Project Highlights:
- Developed fulll system architecture for a low-cost, LoRa-based rescue communication and machine learning weather network
- Designed rugged handheld communicator and solar-powered repeater stations with integrated weather sensors
- Investigated market analysis, business model design, and commercialization strategy
[Note: Images shown are concept renders only and do not reflect final hardware.]
SARNET started with a problem. Two, actually.
The first was one I encountered firsthand working in SAR on the BC coast: the lack of reliable, low-cost distress signaling in remote terrain. In the backcountry, communication between subjects and rescue teams is often delayed, complex, and unreliable, especially in mountainous areas where signal can drop out and dispatch may take hours. That delay can be the difference between a positive or negative outcome.
The second problem was just as critical: weather forecasting in alpine environments is notoriously poor. The numerical models we rely on (e.g. HRRR, CMC-R, ECMWF) are designed for large-scale terrain, not narrow valleys or high passes. And since there's little weather station coverage in these areas, there's no way to improve those forecasts with real-world data. This leaves both users and SAR teams making safety-critical decisions based on flawed or incomplete information.
SARNET is a response to both problems. It’s a modular communication and forecasting system designed to support backcountry users and SAR responders with accurate, terrain-aware situational awareness. The system is made up of three parts: a rugged handheld communicator, a network of solar-powered repeater stations, and a central command hub.

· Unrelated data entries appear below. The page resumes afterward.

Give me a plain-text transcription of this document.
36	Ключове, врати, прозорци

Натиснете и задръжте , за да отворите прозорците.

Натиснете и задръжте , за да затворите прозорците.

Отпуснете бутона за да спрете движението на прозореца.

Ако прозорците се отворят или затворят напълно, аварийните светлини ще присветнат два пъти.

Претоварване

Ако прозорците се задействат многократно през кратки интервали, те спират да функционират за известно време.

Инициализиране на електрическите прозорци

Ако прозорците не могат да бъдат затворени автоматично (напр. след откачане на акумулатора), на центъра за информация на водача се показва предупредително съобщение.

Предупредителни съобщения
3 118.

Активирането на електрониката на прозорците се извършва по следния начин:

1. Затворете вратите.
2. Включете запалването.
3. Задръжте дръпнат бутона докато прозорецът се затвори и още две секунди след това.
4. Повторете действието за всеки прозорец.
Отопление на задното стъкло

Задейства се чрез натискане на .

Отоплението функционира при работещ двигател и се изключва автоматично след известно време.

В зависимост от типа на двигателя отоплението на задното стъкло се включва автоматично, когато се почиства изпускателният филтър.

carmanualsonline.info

The user device is a compact, low-power communicator that uses LoRa technology to broadcast the user’s location at regular intervals and send a distress signal at the press of a button. It’s designed to function independently but can optionally pair with a smartphone. By avoiding satellite communication, the system removes subscription fees and cuts upfront costs by up to 90%, making it more accessible to everyday backcountry travelers. Parks could loan or rent the devices as part of a visitor safety program.
The repeaters are the backbone of the system. They are low-cost, solar-powered relay stations placed on ridgelines, saddles, or peaks. They forward location and distress data through a mesh network to a command center, where park staff or SAR teams can receive live updates. The network is designed with redundancy in mind to tolerate failures and maintain coverage across the area.
But the real opportunity came when I asked: what else can these stations do? The answer was weather. Each repeater doubles as a compact weather node, collecting hyper-local data like wind speed, temperature, humidity, pressure, and precipitation. This data is used to both validate existing model outputs and train a lightweight machine learning model that improves forecast resolution across microclimates and elevations. Users could access this data in real-time, and SAR teams could use it to better assess risk and choose the right resources for a mission.
On the business side, I developed SARNET’s commercialization strategy as part of CHEE 410 – Engineering Innovation and Entrepreneurship. This included detailed market analysis, customer segmentation, and business model development tailored to the needs of SAR teams, public agencies, and outdoor users. I assessed IP and regulatory constraints, explored funding pathways through public grants and innovation programs, and designed a phased go-to-market strategy starting with national parks. The work emphasized cost structure optimization, long-term scalability, and alignment with public safety objectives.
So far, I’ve planned the full system architecture, evaluated signal propagation modelling methods, researched weather models and APIs, investigated intellectual property and regulatory constraints, created a business plan, and analyzed the market for the system across the country. I’m now building CAD models, prototyping the handheld hardware, and researching machine learning options.
This project has brought together everything I care about: engineering design, backcountry safety, systems thinking, and public impact. I’ve had the chance to dive into embedded systems, hardware design, wireless networks, environmental data modeling, and early-stage venture planning. It’s still an active project, and I’m excited to keep building, both the technology and its potential for real-world use.